We Pay Much Less

My friend Douglas in London tells me that fund groups in his country are announcing increases in charges this year and he is horrified by the thought especially since I pay a much lower fee in the U.S. We're talking about investors like me who want to deal direct.

The fact is that across the pond any investor looking to plunk money into a collective investment fund, such as, say, a unit trust, will come up against a rather big initial fee plus annual charges that are in the stratosphere. Take this comparison. In London, an equity fund will carry an initial charge of some five percent. In the U.S., it's as little as zero because some one-sixth of mutual funds are no-load funds. In London, there will be an annual charge plus expenses of 1.63 percent. Compares this with a total expense ratio of 1.4 percent for the average U.S. fund and only 1.04 percent for a U.S. no-load fund.

Translated, this means my friend Douglas, by investing $20,000 into a UK fund, will probably have some $2,700 incurred in charges over five years. For me, I would only be down about $1,000.

Lipper Fitzrovia compared annual charges of 11 U.S. fund groups that operate on both sides and found that the average total expense ratio for equity funds in the U.S. was 1.24 percent while in the UK it registered 1.73 percent. Why the difference? In the U.S., commission is not automatically built in so the total charges levied can be much lower. Not the case in London where some three percent of the typical five percent charge is earmarked for intermediaries that sell the products.

Even if you invest directly, with no intermediary such as an advisor, you still have to pay the full five percent charge plus the 1.5 percent annual charge in London. And that includes no advice whatsoever. We have it better here with access to literally thousands of funds with no initial charge and low annual charges.
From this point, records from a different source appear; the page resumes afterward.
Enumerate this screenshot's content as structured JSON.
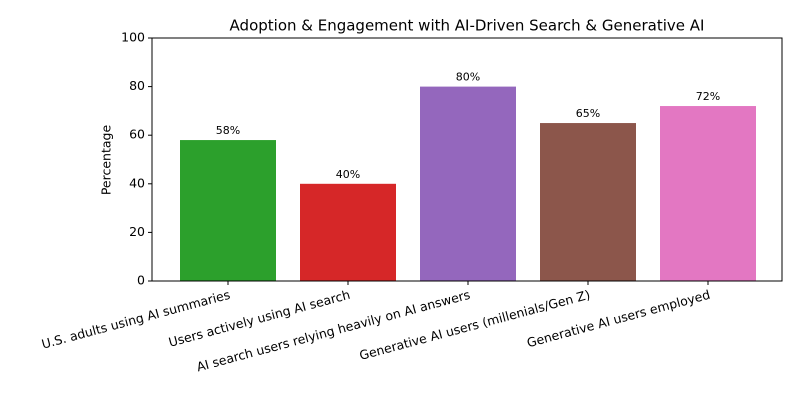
{
  "chart_data": {
    "type": "bar",
    "title": "Adoption & Engagement with AI-Driven Search & Generative AI",
    "y_label": "Percentage",
    "categories": [
      "U.S. adults using AI summaries",
      "Users actively using AI search",
      "AI search users relying heavily on AI answers",
      "Generative AI users (millenials/Gen Z)",
      "Generative AI users employed"
    ],
    "values": [
      58,
      40,
      80,
      65,
      72
    ],
    "value_labels": [
      "58%",
      "40%",
      "80%",
      "65%",
      "72%"
    ],
    "colors": [
      "#2ca02c",
      "#d62728",
      "#9467bd",
      "#8c564b",
      "#e377c2"
    ],
    "ylim": [
      0,
      100
    ],
    "yticks": [
      0,
      20,
      40,
      60,
      80,
      100
    ],
    "grid": false
  }
}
Douglas wants to know why things don't change in the UK. Fairly simply to decipher. We have a greater choice here and investors who choose to buy their funds direct get a much better deal. After all, a typical U.S. mutual fund is worth some $1 billion, says Morningstar, while in the UK its value is around $200 million. That's quite a difference.

Finally, to Douglas's dismay, there is no incentive for his funds to change the current charge structure. Why should they? The funds rely more on intermediaries to act as distribution channels for their products than they do here.Want to move, Doug?